Key takeaways

At over $650 billion, Apple is the most valuable company in the world. It is also the most popular. Apple’s product launches are global events. A best-selling book and Hollywood movie (coming out in a few weeks) mythologize its origin story. Dr. Dre is an employee. Apple is the business version of the 90s Bulls.
Apple’s popularity isn’t limited to its products. There are equally zealous fans of its stock. Owning Apple has been a rewarding experience. Over the last 5 years, Apple investors have tripled their money. Investors in the S&P 500 index have merely doubled theirs.

There is a tendency, even among those who have owned Apple, to daydream about having jumped on board even earlier: “But what if I had bought Apple right after its IPO in 1980?!”

The chart above is truly what investors’ dreams are made of. A $1,000 investment in September 1981 would have turned into nearly $500,000 today, a 50,000% return!!!

What an easy playbook. Buy Apple stock, hold for 35 years, write a 1-page how-to guide about the greatest investment strategy of all time.

But the real story is not that simple. Let’s zoom in on the first half of the chart.

If you invested $1,000 in Apple stock on the day it IPO’ed and held it through 1997, you would have been left with $846.15. That’s a 17-year hold!

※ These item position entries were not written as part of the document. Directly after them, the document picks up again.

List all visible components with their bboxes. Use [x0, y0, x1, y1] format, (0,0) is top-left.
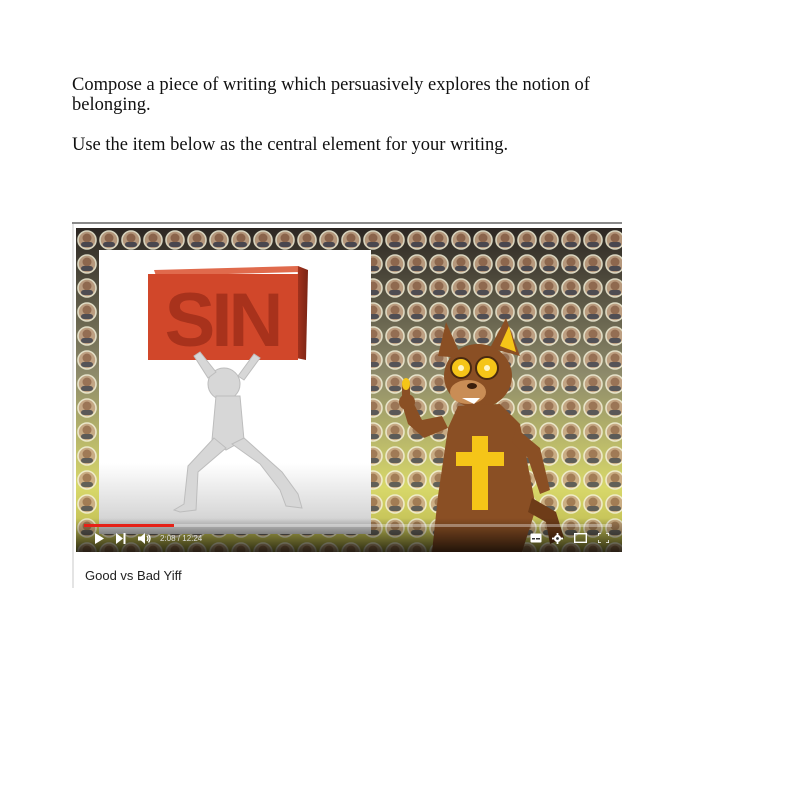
video-title[interactable]: Good vs Bad Yiff: [85, 568, 182, 584]
volume-button[interactable]: [138, 533, 152, 544]
progress-bar-fill: [84, 524, 175, 527]
video-timecode: 2:08 / 12:24: [160, 534, 203, 543]
divider: [72, 224, 74, 588]
video-player[interactable]: SIN 2:08 / 12:24: [76, 228, 622, 552]
divider: [72, 222, 622, 224]
video-card: SIN 2:08 / 12:24 Good vs Bad Yiff: [72, 222, 622, 588]
gear-icon: [552, 533, 563, 544]
video-frame[interactable]: SIN: [76, 228, 622, 552]
prompt-central-element-note: Use the item below as the central elemen…: [72, 135, 509, 155]
fullscreen-button[interactable]: [598, 533, 609, 543]
fullscreen-icon: [598, 533, 609, 543]
sin-illustration: SIN: [99, 250, 371, 534]
sin-text: SIN: [165, 278, 280, 363]
play-icon: [95, 533, 104, 544]
next-button[interactable]: [116, 533, 126, 544]
next-icon: [116, 533, 126, 544]
subtitles-button[interactable]: [530, 533, 542, 543]
video-controls: 2:08 / 12:24: [76, 524, 622, 552]
progress-bar[interactable]: [84, 524, 612, 527]
settings-button[interactable]: [552, 533, 563, 544]
volume-icon: [138, 533, 151, 544]
theater-mode-icon: [574, 533, 587, 543]
prompt-instruction: Compose a piece of writing which persuas…: [72, 75, 590, 115]
subtitles-icon: [530, 533, 542, 543]
theater-mode-button[interactable]: [574, 533, 587, 543]
writing-prompt: Compose a piece of writing which persuas…: [72, 75, 652, 155]
play-button[interactable]: [94, 533, 104, 544]
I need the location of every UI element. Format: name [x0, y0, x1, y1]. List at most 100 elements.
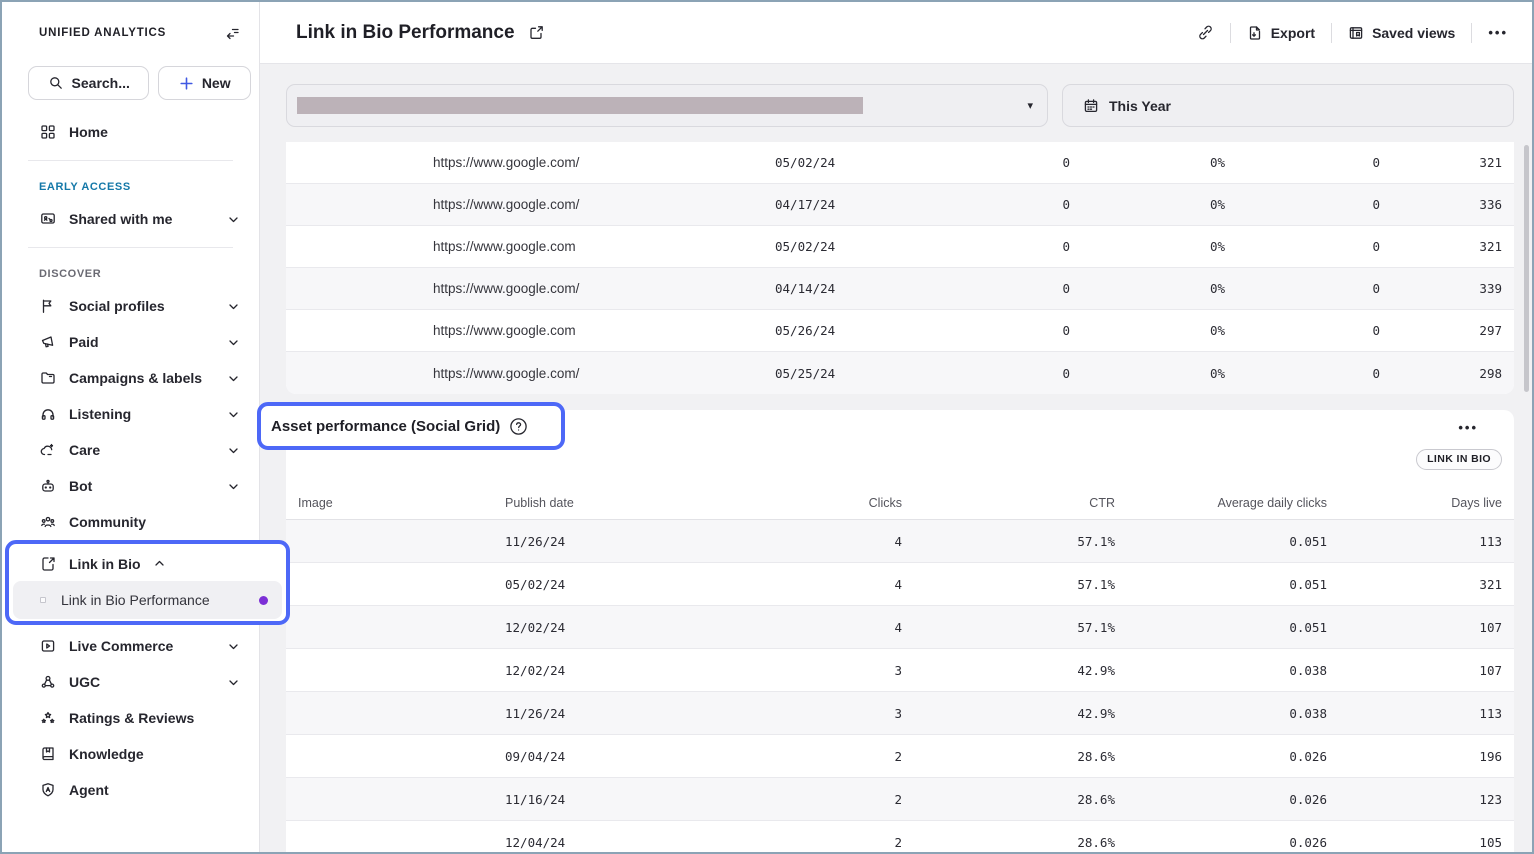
sidebar-item-care[interactable]: Care: [2, 432, 259, 468]
column-header-image: Image: [298, 496, 505, 510]
sidebar-item-live-commerce[interactable]: Live Commerce: [2, 628, 259, 664]
sidebar-item-link-in-bio-performance[interactable]: Link in Bio Performance: [13, 581, 282, 619]
headphones-icon: [40, 406, 56, 422]
links-table-row[interactable]: https://www.google.com 05/02/24 0 0% 0 3…: [286, 226, 1514, 268]
sidebar-item-campaigns-labels[interactable]: Campaigns & labels: [2, 360, 259, 396]
saved-views-button[interactable]: Saved views: [1348, 25, 1455, 41]
column-header-clicks: Clicks: [690, 496, 902, 510]
publish-date-cell: 05/02/24: [775, 155, 858, 170]
links-table-row[interactable]: https://www.google.com/ 04/17/24 0 0% 0 …: [286, 184, 1514, 226]
asset-table-row[interactable]: 05/02/24 4 57.1% 0.051 321: [286, 563, 1514, 606]
link-url-cell[interactable]: https://www.google.com: [433, 323, 775, 338]
clicks-cell: 4: [690, 534, 902, 549]
copy-link-icon[interactable]: [1197, 24, 1214, 41]
sidebar-item-community[interactable]: Community: [2, 504, 259, 540]
asset-table-row[interactable]: 11/26/24 3 42.9% 0.038 113: [286, 692, 1514, 735]
page-header: Link in Bio Performance Export Saved vie…: [260, 2, 1532, 64]
export-button[interactable]: Export: [1247, 25, 1315, 41]
asset-table-row[interactable]: 12/02/24 3 42.9% 0.038 107: [286, 649, 1514, 692]
link-url-cell[interactable]: https://www.google.com/: [433, 155, 775, 170]
asset-table-row[interactable]: 11/26/24 4 57.1% 0.051 113: [286, 520, 1514, 563]
sidebar-item-knowledge[interactable]: Knowledge: [2, 736, 259, 772]
publish-date-cell: 11/26/24: [505, 534, 690, 549]
link-url-cell[interactable]: https://www.google.com/: [433, 366, 775, 381]
clicks-cell: 2: [690, 835, 902, 850]
sidebar-item-home[interactable]: Home: [2, 114, 259, 150]
sidebar-item-social-profiles[interactable]: Social profiles: [2, 288, 259, 324]
sidebar-item-paid[interactable]: Paid: [2, 324, 259, 360]
clicks-cell: 0: [858, 281, 1070, 296]
links-table-row[interactable]: https://www.google.com/ 05/25/24 0 0% 0 …: [286, 352, 1514, 394]
links-table-row[interactable]: https://www.google.com 05/26/24 0 0% 0 2…: [286, 310, 1514, 352]
days-live-cell: 123: [1327, 792, 1502, 807]
app-window: UNIFIED ANALYTICS Search... New Home EAR…: [0, 0, 1534, 854]
link-url-cell[interactable]: https://www.google.com/: [433, 281, 775, 296]
publish-date-cell: 11/26/24: [505, 706, 690, 721]
clicks-cell: 2: [690, 792, 902, 807]
chevron-down-icon: [228, 677, 239, 688]
avg-daily-clicks-cell: 0.051: [1115, 577, 1327, 592]
publish-date-cell: 09/04/24: [505, 749, 690, 764]
links-table-row[interactable]: https://www.google.com/ 05/02/24 0 0% 0 …: [286, 142, 1514, 184]
selected-indicator-dot: [259, 596, 268, 605]
new-button[interactable]: New: [158, 66, 251, 100]
sidebar-item-listening[interactable]: Listening: [2, 396, 259, 432]
column-header-avg-daily-clicks: Average daily clicks: [1115, 496, 1327, 510]
link-in-bio-badge[interactable]: LINK IN BIO: [1416, 449, 1502, 470]
filter-dropdown[interactable]: ▾: [286, 84, 1048, 127]
chevron-down-icon: [228, 301, 239, 312]
publish-date-cell: 04/14/24: [775, 281, 858, 296]
shared-with-me-icon: [40, 211, 56, 227]
publish-date-cell: 11/16/24: [505, 792, 690, 807]
days-live-cell: 336: [1380, 197, 1502, 212]
avg-daily-clicks-cell: 0.038: [1115, 706, 1327, 721]
clicks-cell: 0: [858, 155, 1070, 170]
clicks-cell: 2: [690, 749, 902, 764]
external-link-icon[interactable]: [529, 25, 544, 40]
ctr-cell: 0%: [1070, 197, 1225, 212]
shared-with-me-label: Shared with me: [69, 211, 172, 227]
days-live-cell: 113: [1327, 706, 1502, 721]
avg-daily-clicks-cell: 0: [1225, 281, 1380, 296]
links-table-row[interactable]: https://www.google.com/ 04/14/24 0 0% 0 …: [286, 268, 1514, 310]
search-button[interactable]: Search...: [28, 66, 149, 100]
calendar-icon: [1083, 98, 1099, 114]
page-title: Link in Bio Performance: [296, 22, 515, 44]
link-in-bio-group: Link in Bio Link in Bio Performance: [2, 540, 259, 626]
early-access-section-label: EARLY ACCESS: [39, 181, 259, 193]
link-url-cell[interactable]: https://www.google.com: [433, 239, 775, 254]
asset-table-row[interactable]: 12/04/24 2 28.6% 0.026 105: [286, 821, 1514, 854]
avg-daily-clicks-cell: 0.026: [1115, 835, 1327, 850]
sidebar: UNIFIED ANALYTICS Search... New Home EAR…: [2, 2, 260, 852]
sidebar-item-bot[interactable]: Bot: [2, 468, 259, 504]
widget-more-options-button[interactable]: •••: [1458, 420, 1478, 435]
date-range-picker[interactable]: This Year: [1062, 84, 1514, 127]
ctr-cell: 57.1%: [902, 620, 1115, 635]
home-grid-icon: [40, 124, 56, 140]
vertical-scrollbar[interactable]: [1524, 145, 1529, 392]
link-url-cell[interactable]: https://www.google.com/: [433, 197, 775, 212]
asset-table-row[interactable]: 11/16/24 2 28.6% 0.026 123: [286, 778, 1514, 821]
home-label: Home: [69, 124, 108, 140]
more-options-button[interactable]: •••: [1488, 25, 1508, 40]
sidebar-item-shared-with-me[interactable]: Shared with me: [2, 201, 259, 237]
sidebar-item-ugc[interactable]: UGC: [2, 664, 259, 700]
days-live-cell: 321: [1380, 239, 1502, 254]
sidebar-item-link-in-bio[interactable]: Link in Bio: [13, 546, 282, 581]
clicks-cell: 4: [690, 620, 902, 635]
chevron-down-icon: [228, 373, 239, 384]
clicks-cell: 0: [858, 366, 1070, 381]
asset-table-row[interactable]: 09/04/24 2 28.6% 0.026 196: [286, 735, 1514, 778]
chevron-up-icon: [154, 558, 165, 569]
folder-icon: [40, 370, 56, 386]
asset-table-row[interactable]: 12/02/24 4 57.1% 0.051 107: [286, 606, 1514, 649]
help-icon[interactable]: [509, 417, 528, 436]
sidebar-item-agent[interactable]: Agent: [2, 772, 259, 808]
live-commerce-icon: [40, 638, 56, 654]
collapse-sidebar-icon[interactable]: [223, 24, 241, 42]
sidebar-item-ratings-reviews[interactable]: Ratings & Reviews: [2, 700, 259, 736]
flag-icon: [40, 298, 56, 314]
sidebar-divider: [28, 160, 233, 161]
publish-date-cell: 12/02/24: [505, 620, 690, 635]
days-live-cell: 321: [1380, 155, 1502, 170]
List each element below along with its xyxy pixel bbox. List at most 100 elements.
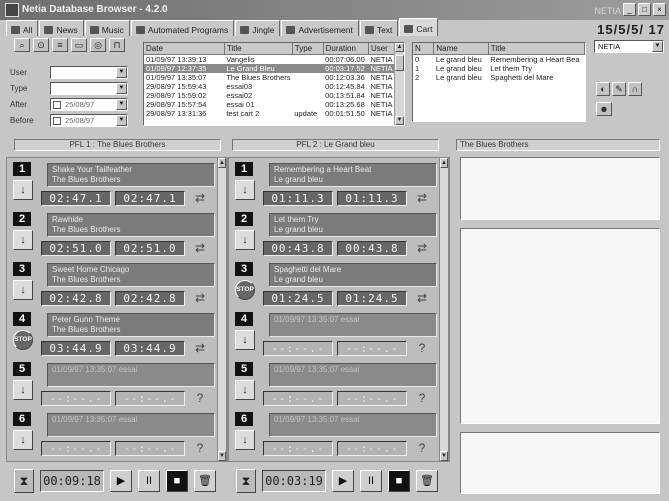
tab-jingle[interactable]: Jingle [235,20,281,36]
player2-slot-1[interactable]: 1 Remembering a Heart Beat Le grand bleu … [231,160,437,210]
player2-scrollbar[interactable]: ▲ ▼ [439,157,449,462]
player1-slot-4[interactable]: 4 Peter Gunn Theme The Blues Brothers STO… [9,310,215,360]
tape-icon[interactable]: ▭ [71,38,87,52]
scroll-down-icon[interactable]: ▼ [440,451,448,461]
hourglass-icon[interactable]: ⧗ [14,469,34,493]
disk-icon[interactable]: ◎ [90,38,106,52]
player2-slot-5[interactable]: 5 01/09/97 13:35:07 essai ↓ --:--.- --:-… [231,360,437,410]
loop-icon[interactable]: ⇄ [413,291,431,306]
play-down-arrow-icon[interactable]: ↓ [235,330,255,350]
scroll-down-icon[interactable]: ▼ [395,116,404,125]
loop-icon[interactable]: ⇄ [191,291,209,306]
tab-cart[interactable]: Cart [399,18,439,36]
after-checkbox[interactable] [53,101,61,109]
column-header-name[interactable]: Name [433,43,489,55]
stop-button[interactable]: ■ [166,470,188,492]
play-down-arrow-icon[interactable]: ↓ [235,180,255,200]
play-down-arrow-icon[interactable]: ↓ [13,380,33,400]
player1-slot-1[interactable]: 1 Shake Your Tailfeather The Blues Brothe… [9,160,215,210]
loop-icon[interactable]: ⇄ [191,241,209,256]
play-down-arrow-icon[interactable]: ↓ [13,280,33,300]
loop-icon[interactable]: ⇄ [191,341,209,356]
type-select[interactable]: ▼ [50,82,128,95]
lock-icon[interactable]: ⊓ [109,38,125,52]
search-icon[interactable]: ⌕ [14,38,30,52]
scroll-down-icon[interactable]: ▼ [218,451,226,461]
help-icon[interactable]: ? [191,391,209,406]
table-row[interactable]: 0 Le grand bleu Remembering a Heart Bea [413,54,585,64]
cart-list[interactable]: Date Title Type Duration User 01/09/97 1… [143,42,405,126]
before-checkbox[interactable] [53,117,61,125]
player1-slot-5[interactable]: 5 01/09/97 13:35:07 essai ↓ --:--.- --:-… [9,360,215,410]
play-down-arrow-icon[interactable]: ↓ [235,230,255,250]
scroll-thumb[interactable] [395,55,404,71]
minimize-button[interactable]: _ [623,3,636,16]
player2-slot-4[interactable]: 4 01/09/97 13:35:07 essai ↓ --:--.- --:-… [231,310,437,360]
scroll-up-icon[interactable]: ▲ [218,158,226,168]
column-header-title[interactable]: Title [488,43,585,55]
tab-all[interactable]: All [6,20,39,36]
table-row-selected[interactable]: 01/09/97 12:37:35 Le Grand Bleu 00:03:17.5… [144,63,404,73]
before-date-field[interactable]: 25/08/97 ▼ [50,114,128,127]
hourglass-icon[interactable]: ⧗ [236,469,256,493]
help-icon[interactable]: ? [413,341,431,356]
after-date-field[interactable]: 25/08/97 ▼ [50,98,128,111]
player2-slot-6[interactable]: 6 01/09/97 13:35:07 essai ↓ --:--.- --:-… [231,410,437,460]
scroll-up-icon[interactable]: ▲ [395,43,404,52]
tab-music[interactable]: Music [84,20,130,36]
chevron-down-icon[interactable]: ▼ [116,83,127,94]
column-header-duration[interactable]: Duration [323,43,369,55]
people-icon[interactable]: ☻ [596,102,612,116]
play-button[interactable]: ▶ [110,470,132,492]
cart-list-scrollbar[interactable]: ▲ ▼ [394,43,404,125]
table-row[interactable]: 29/08/97 13:31:36 test cart 2 update 00:01:… [144,109,404,118]
trash-icon[interactable]: 🗑 [416,470,438,492]
loop-icon[interactable]: ⇄ [413,191,431,206]
pause-button[interactable]: II [138,470,160,492]
column-header-title[interactable]: Title [224,43,293,55]
table-row[interactable]: 1 Le grand bleu Let them Try [413,64,585,73]
stop-icon[interactable]: STOP [235,280,255,300]
table-row[interactable]: 01/09/97 13:39:13 Vangelis 00:07:06.00 NETI… [144,54,404,64]
table-row[interactable]: 29/08/97 15:59:02 essai02 00:13:51.84 NETIA [144,91,404,100]
edit-icon[interactable]: ✎ [612,82,626,96]
player1-scrollbar[interactable]: ▲ ▼ [217,157,227,462]
stop-button[interactable]: ■ [388,470,410,492]
tab-automated-programs[interactable]: Automated Programs [130,20,235,36]
column-header-n[interactable]: N [413,43,435,55]
chevron-down-icon[interactable]: ▼ [652,41,663,52]
cart-contents-list[interactable]: N Name Title 0 Le grand bleu Remembering a… [412,42,586,122]
chevron-down-icon[interactable]: ▼ [116,99,127,110]
tab-advertisement[interactable]: Advertisement [281,20,359,36]
scroll-up-icon[interactable]: ▲ [440,158,448,168]
user-select[interactable]: ▼ [50,66,128,79]
stop-icon[interactable]: STOP [13,330,33,350]
pause-button[interactable]: II [360,470,382,492]
play-down-arrow-icon[interactable]: ↓ [13,230,33,250]
tab-news[interactable]: News [39,20,84,36]
table-row[interactable]: 01/09/97 13:35:07 The Blues Brothers 00:12… [144,73,404,82]
player2-slot-2[interactable]: 2 Let them Try Le grand bleu ↓ 00:43.8 00… [231,210,437,260]
speaker-icon[interactable]: ◐ [596,82,610,96]
player1-slot-2[interactable]: 2 Rawhide The Blues Brothers ↓ 02:51.0 02… [9,210,215,260]
chevron-down-icon[interactable]: ▼ [116,115,127,126]
binoculars-icon[interactable]: ⊙ [33,38,49,52]
close-button[interactable]: × [653,3,666,16]
loop-icon[interactable]: ⇄ [191,191,209,206]
help-icon[interactable]: ? [191,441,209,456]
loop-icon[interactable]: ⇄ [413,241,431,256]
station-select[interactable]: NETIA ▼ [594,40,664,53]
table-row[interactable]: 29/08/97 15:59:43 essai03 00:12:45.84 NETIA [144,82,404,91]
player1-slot-3[interactable]: 3 Sweet Home Chicago The Blues Brothers ↓… [9,260,215,310]
trash-icon[interactable]: 🗑 [194,470,216,492]
table-row[interactable]: 2 Le grand bleu Spaghetti del Mare [413,73,585,82]
play-button[interactable]: ▶ [332,470,354,492]
play-down-arrow-icon[interactable]: ↓ [13,180,33,200]
column-header-date[interactable]: Date [144,43,225,55]
column-header-type[interactable]: Type [292,43,324,55]
player2-slot-3[interactable]: 3 Spaghetti del Mare Le grand bleu STOP 0… [231,260,437,310]
play-down-arrow-icon[interactable]: ↓ [235,380,255,400]
maximize-button[interactable]: □ [638,3,651,16]
player1-slot-6[interactable]: 6 01/09/97 13:35:07 essai ↓ --:--.- --:-… [9,410,215,460]
play-down-arrow-icon[interactable]: ↓ [13,430,33,450]
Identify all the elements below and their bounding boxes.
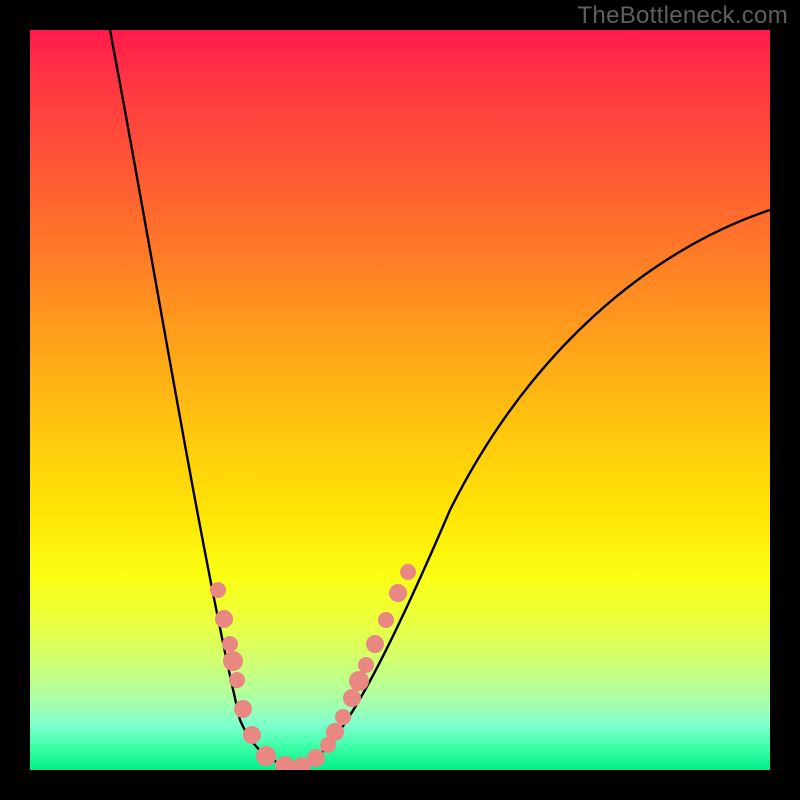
- data-marker: [223, 651, 243, 671]
- data-marker: [222, 636, 238, 652]
- data-marker: [378, 612, 394, 628]
- bottleneck-chart-svg: [30, 30, 770, 770]
- bottleneck-curve: [110, 30, 770, 766]
- data-marker: [215, 610, 233, 628]
- data-marker: [400, 564, 416, 580]
- data-marker: [326, 723, 344, 741]
- data-marker: [335, 709, 351, 725]
- chart-frame: TheBottleneck.com: [0, 0, 800, 800]
- data-marker: [349, 671, 369, 691]
- data-marker: [358, 657, 374, 673]
- data-marker: [229, 672, 245, 688]
- watermark-text: TheBottleneck.com: [577, 2, 788, 30]
- data-marker: [210, 582, 226, 598]
- data-marker: [343, 689, 361, 707]
- data-marker: [234, 700, 252, 718]
- data-marker: [275, 756, 295, 770]
- data-marker: [389, 584, 407, 602]
- data-marker: [256, 746, 276, 766]
- plot-area: [30, 30, 770, 770]
- data-marker: [307, 749, 325, 767]
- marker-group: [210, 564, 416, 770]
- data-marker: [366, 635, 384, 653]
- data-marker: [243, 726, 261, 744]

Much more stomach churning than that though, is imagining a few of the following slides.

Over two-and-a-half months in 1991, you would have lost 43%.

Over two months in 1993, you would have lost 51%.

And the biggest nauseator: when the dot-com bubble burst in late 2000, you would have lost 77%.

In other words, if you look longingly at the first chart, you also have to consider how many days, months, and years you would have spent kicking yourself for not selling or for even buying in the first place.

You most definitely would not have sat there in December 2000 calmly telling yourself: “just be patient, within 10 years Apple will reinvent how people listen to music, use phones, and access the internet, all with products that have insane profit margins that people will sleep overnight outside Apple retail stores to buy.”